Talking about the flipped classroom may not be as bad as saying the Netflix, Uber, Airbnb or Pokemon GO of education (thank you Michael Feldstein for that warning!) - but I’m seeing weak signals that we might be on the same linguistic trajectory.

Then again, the coolest educators on the planet - that same-self Michael Feldstein and his partner in crime Phil Hill - have made a must watch/share 3 minute and 27 video that talks about flipping the class. (As well as learning analytics and adaptive learning). Check it out at Personalized Learning: Three Ideas for Your Class

So maybe my colleagues only wince when I talk about flipping.

Why might talk of the flipped classroom rub learning people the wrong way?

My guess is that the idea of flipping has been hopelessly coopted.

Coopted by those who think that there is an educational magic bullet to improved postsecondary productivity.  (There isn’t).

Coopted by those inclined to believe that improving learning requires only simple shifts in technique or practice. (It doesn't).

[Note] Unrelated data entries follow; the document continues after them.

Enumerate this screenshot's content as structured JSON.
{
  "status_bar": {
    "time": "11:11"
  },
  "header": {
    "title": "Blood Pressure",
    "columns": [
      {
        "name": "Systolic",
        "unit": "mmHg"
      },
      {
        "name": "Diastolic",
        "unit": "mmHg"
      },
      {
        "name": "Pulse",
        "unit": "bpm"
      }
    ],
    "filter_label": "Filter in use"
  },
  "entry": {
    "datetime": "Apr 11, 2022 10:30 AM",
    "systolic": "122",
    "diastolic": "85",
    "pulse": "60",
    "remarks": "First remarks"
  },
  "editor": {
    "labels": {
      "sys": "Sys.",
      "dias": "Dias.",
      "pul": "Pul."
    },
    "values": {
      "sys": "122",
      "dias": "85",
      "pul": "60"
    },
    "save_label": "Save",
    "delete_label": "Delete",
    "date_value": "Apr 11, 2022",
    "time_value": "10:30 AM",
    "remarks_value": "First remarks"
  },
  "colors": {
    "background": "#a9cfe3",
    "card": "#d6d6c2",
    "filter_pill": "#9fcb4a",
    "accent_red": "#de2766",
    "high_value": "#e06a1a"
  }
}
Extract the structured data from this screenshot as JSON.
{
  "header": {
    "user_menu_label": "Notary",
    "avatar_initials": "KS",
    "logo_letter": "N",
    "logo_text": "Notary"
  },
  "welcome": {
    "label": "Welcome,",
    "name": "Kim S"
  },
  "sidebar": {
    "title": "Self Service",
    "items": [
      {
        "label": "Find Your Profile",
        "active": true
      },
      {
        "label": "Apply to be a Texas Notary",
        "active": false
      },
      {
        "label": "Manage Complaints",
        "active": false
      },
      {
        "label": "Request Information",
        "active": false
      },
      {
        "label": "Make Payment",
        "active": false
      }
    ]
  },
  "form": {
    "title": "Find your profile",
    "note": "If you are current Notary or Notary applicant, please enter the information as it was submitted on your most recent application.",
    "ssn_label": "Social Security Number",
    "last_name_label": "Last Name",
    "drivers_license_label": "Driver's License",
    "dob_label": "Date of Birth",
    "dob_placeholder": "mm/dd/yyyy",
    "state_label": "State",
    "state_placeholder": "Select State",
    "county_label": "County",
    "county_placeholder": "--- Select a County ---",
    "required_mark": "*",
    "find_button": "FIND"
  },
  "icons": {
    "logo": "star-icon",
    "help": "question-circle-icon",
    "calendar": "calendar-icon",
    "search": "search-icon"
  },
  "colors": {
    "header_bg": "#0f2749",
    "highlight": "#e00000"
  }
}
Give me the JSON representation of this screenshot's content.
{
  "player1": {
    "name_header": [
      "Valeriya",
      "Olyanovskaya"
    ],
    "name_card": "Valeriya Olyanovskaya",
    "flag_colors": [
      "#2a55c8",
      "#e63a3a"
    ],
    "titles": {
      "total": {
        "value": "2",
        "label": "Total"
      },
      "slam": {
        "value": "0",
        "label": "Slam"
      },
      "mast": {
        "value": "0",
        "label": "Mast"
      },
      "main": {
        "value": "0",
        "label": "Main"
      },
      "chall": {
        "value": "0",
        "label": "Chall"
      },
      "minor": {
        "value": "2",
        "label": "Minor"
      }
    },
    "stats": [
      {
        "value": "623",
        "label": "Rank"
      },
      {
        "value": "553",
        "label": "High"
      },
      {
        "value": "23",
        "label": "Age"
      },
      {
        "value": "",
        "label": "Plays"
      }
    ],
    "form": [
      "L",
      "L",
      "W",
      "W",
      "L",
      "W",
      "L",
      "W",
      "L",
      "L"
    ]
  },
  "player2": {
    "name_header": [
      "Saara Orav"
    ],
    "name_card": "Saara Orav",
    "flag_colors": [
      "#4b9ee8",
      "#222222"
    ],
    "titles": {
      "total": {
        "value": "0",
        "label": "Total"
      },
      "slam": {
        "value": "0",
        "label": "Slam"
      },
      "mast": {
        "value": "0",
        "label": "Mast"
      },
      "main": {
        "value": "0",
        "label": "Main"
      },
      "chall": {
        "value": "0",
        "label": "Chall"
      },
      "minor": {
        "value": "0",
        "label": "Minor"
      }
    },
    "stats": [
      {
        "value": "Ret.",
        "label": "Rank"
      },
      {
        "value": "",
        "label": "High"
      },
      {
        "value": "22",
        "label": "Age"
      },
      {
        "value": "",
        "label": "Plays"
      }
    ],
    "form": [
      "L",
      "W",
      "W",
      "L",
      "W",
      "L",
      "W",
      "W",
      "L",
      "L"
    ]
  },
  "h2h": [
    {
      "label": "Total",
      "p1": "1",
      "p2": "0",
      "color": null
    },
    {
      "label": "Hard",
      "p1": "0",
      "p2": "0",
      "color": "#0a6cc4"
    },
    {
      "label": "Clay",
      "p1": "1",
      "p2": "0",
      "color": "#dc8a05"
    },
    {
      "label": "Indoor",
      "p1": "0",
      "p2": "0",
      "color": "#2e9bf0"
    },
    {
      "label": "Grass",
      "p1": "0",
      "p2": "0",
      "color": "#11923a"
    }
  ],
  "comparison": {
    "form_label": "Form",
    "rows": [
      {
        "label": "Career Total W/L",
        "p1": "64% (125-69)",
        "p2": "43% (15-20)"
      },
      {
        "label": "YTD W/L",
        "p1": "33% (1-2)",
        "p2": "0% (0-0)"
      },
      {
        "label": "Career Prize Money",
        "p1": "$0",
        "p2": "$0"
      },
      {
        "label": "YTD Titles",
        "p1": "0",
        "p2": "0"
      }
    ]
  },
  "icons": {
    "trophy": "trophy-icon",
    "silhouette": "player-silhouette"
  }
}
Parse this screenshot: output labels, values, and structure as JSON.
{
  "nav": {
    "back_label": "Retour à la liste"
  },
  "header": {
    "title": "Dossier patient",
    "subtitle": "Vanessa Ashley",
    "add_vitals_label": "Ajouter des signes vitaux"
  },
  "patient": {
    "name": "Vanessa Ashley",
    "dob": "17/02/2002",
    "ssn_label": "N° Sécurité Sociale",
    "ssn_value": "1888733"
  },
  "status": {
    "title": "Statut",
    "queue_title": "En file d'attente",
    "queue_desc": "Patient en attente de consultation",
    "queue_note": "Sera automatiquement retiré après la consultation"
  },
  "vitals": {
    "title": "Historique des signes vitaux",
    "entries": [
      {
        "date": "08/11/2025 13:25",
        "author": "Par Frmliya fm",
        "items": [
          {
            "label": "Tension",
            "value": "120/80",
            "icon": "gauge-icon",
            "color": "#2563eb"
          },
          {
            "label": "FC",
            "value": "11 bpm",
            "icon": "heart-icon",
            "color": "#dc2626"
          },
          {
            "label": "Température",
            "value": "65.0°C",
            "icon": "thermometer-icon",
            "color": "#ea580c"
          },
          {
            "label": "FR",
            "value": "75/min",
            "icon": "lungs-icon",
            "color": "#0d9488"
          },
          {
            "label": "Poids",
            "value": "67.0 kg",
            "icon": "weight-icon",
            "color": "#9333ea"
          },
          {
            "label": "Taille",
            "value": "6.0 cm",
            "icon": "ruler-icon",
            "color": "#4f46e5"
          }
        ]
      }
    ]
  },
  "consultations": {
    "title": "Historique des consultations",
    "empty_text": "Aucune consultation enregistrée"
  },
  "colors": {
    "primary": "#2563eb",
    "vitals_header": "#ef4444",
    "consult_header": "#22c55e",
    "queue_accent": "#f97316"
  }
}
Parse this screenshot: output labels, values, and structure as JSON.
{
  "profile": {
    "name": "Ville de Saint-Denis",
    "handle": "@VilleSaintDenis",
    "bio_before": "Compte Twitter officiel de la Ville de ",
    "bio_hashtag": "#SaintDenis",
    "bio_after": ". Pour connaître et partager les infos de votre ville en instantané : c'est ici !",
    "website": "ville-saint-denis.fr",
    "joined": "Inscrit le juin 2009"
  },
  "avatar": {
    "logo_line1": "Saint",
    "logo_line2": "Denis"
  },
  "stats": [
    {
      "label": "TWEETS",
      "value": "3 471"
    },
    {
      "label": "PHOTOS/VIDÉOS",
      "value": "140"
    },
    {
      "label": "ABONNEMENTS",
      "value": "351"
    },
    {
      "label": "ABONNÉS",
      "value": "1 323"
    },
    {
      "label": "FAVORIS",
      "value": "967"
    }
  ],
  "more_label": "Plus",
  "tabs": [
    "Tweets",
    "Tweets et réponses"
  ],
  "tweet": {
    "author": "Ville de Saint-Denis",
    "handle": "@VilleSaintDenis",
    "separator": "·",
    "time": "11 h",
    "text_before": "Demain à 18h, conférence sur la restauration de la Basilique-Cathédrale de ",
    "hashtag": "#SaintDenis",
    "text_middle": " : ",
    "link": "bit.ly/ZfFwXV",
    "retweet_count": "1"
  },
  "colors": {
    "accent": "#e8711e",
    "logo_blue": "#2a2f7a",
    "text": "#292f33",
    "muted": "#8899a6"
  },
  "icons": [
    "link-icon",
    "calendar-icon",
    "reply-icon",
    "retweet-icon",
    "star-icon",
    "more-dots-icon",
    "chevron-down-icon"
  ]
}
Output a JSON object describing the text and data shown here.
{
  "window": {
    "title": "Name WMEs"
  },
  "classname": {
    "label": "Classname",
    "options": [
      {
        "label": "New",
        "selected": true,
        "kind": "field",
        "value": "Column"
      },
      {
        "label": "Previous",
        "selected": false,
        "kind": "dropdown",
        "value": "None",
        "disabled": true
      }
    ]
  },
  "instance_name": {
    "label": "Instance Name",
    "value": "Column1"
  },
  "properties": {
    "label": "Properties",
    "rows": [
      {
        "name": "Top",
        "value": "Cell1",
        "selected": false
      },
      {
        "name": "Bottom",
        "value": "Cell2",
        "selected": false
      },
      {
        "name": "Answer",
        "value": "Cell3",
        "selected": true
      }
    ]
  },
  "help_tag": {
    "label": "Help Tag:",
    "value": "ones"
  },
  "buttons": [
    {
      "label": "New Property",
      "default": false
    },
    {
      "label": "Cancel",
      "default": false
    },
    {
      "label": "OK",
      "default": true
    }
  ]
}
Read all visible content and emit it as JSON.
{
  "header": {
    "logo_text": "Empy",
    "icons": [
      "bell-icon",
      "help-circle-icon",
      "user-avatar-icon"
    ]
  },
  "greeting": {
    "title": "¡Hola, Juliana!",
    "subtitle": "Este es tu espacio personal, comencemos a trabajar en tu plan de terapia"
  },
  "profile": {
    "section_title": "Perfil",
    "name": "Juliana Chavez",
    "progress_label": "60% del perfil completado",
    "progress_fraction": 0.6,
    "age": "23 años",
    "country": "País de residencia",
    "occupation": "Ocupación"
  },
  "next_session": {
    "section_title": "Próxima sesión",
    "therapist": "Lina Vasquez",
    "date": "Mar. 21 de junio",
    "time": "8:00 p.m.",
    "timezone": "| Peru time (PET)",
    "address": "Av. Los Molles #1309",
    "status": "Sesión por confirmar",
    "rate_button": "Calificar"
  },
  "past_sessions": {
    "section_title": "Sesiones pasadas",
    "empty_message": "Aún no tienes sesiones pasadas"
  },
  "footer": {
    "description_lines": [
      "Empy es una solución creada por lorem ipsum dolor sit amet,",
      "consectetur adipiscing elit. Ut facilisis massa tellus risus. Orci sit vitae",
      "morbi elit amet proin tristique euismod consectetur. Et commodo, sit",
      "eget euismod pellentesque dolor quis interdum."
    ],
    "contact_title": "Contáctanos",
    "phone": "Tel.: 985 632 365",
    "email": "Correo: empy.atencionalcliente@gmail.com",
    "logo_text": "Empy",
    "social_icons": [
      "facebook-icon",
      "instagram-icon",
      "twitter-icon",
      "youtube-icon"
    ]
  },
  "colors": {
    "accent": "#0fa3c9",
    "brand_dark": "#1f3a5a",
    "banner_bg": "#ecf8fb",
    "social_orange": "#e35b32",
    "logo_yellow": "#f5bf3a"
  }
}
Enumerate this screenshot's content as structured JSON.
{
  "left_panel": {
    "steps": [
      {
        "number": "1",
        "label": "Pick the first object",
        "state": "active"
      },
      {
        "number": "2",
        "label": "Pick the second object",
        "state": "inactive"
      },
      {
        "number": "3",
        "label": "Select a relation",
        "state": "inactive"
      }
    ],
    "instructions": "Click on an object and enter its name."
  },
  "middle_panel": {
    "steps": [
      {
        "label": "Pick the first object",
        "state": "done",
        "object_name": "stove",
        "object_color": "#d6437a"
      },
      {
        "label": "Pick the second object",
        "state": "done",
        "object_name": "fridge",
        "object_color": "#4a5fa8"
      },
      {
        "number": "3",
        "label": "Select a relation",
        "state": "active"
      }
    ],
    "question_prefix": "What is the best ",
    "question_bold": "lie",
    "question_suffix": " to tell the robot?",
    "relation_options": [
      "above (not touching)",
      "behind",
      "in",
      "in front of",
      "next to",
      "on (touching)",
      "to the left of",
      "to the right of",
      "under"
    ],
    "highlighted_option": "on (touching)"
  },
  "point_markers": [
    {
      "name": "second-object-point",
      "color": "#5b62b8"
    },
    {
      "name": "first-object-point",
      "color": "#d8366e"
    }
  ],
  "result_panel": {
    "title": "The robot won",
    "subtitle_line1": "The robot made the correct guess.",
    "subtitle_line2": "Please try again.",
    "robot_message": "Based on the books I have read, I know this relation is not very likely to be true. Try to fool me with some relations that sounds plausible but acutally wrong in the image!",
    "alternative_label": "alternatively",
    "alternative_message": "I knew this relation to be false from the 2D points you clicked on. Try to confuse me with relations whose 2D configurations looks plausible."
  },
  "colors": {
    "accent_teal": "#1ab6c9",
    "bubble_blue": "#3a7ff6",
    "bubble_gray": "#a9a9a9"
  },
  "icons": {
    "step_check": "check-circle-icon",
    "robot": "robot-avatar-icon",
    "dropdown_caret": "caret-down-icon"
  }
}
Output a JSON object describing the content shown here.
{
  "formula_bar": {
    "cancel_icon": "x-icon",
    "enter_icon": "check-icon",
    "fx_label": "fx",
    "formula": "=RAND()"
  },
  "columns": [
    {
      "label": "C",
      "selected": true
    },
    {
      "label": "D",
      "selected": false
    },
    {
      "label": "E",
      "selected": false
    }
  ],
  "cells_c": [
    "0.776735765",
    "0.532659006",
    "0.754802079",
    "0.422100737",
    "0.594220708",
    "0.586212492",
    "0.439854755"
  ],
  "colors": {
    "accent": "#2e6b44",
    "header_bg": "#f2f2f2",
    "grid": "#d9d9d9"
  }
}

Changing things up so that the course content is delivered through a lecture by video, a video that students watch before coming to class, does nothing in and of itself to improve learning. The real challenge is how to use class time to enable active and experiential learning.

The worst courses on the planet are those that have been poorly flipped.

First, a lecture is not now - nor has ever been - solely a mechanism to transmit content. Good lecturers are great conversationalists. They continually adapt and change their lectures on the fly so that the lecture feels like a conversation. They are able to sense the mood and the feel of the room, and shift their delivery, cadence, and presentation style motivate interest and attention.

Even the best videos have a hard time doing what even an educator new to the business of lecturing is able to figure out.  Videos are not conversations.

That is why flipped videos must be very very short. And it really does not work to outsource the video content.  Students want to hear from their professors.

Let’s say that you can create wonderful videos. (A long shot, but okay.  Maybe you are working with a team of instructional designers and media educators to create these videos - or maybe you are just really talented).  Where does this leave you?

You will still need to lecture some. You will need to lecture on muddy points. You will need to lecture for repetition and emphasis. You will need to lecture to synthesize, and to make the material relevant to what is going on in the world and with your students.

Still, by shifting some of your lecture content to asynchronous (video) delivery - you should buy some time in your class for something more personal, active, and interesting. The question is - what will that be?

Creating active and experiential learning activities is really difficult. Designing classroom activities that have a prayer of reaching your teaching goals is devilishly difficult.  Not to mention time consuming.

The more creative your classroom activities, the better chance that they will fail the first (and maybe second) time around.

The more students you have in your course, the harder it is to enact effective active learning methods.

It is possible - and a great goal - to create a high quality flipped class. Doing so will require, however, considerable effort and time. This is a high-resource, high-input strategy.  We should celebrate those educators that pull this off, as a really good flipped class is a thing of beauty.

The point is that classroom flipping is a means, not an ends. We flip because we are trying to do something better with our teaching.

The real challenge is helping our students learn, and meeting that challenge will require many different methods and much experimentation.

The best classes may never flip anything.  No videos will be shot or watched. The lecture may be integrated into all manner of other teaching strategies.

In short, you learn less than nothing about the quality of a class in knowing whether it has been flipped or not.

What educational (or edtech) terms get under your skin?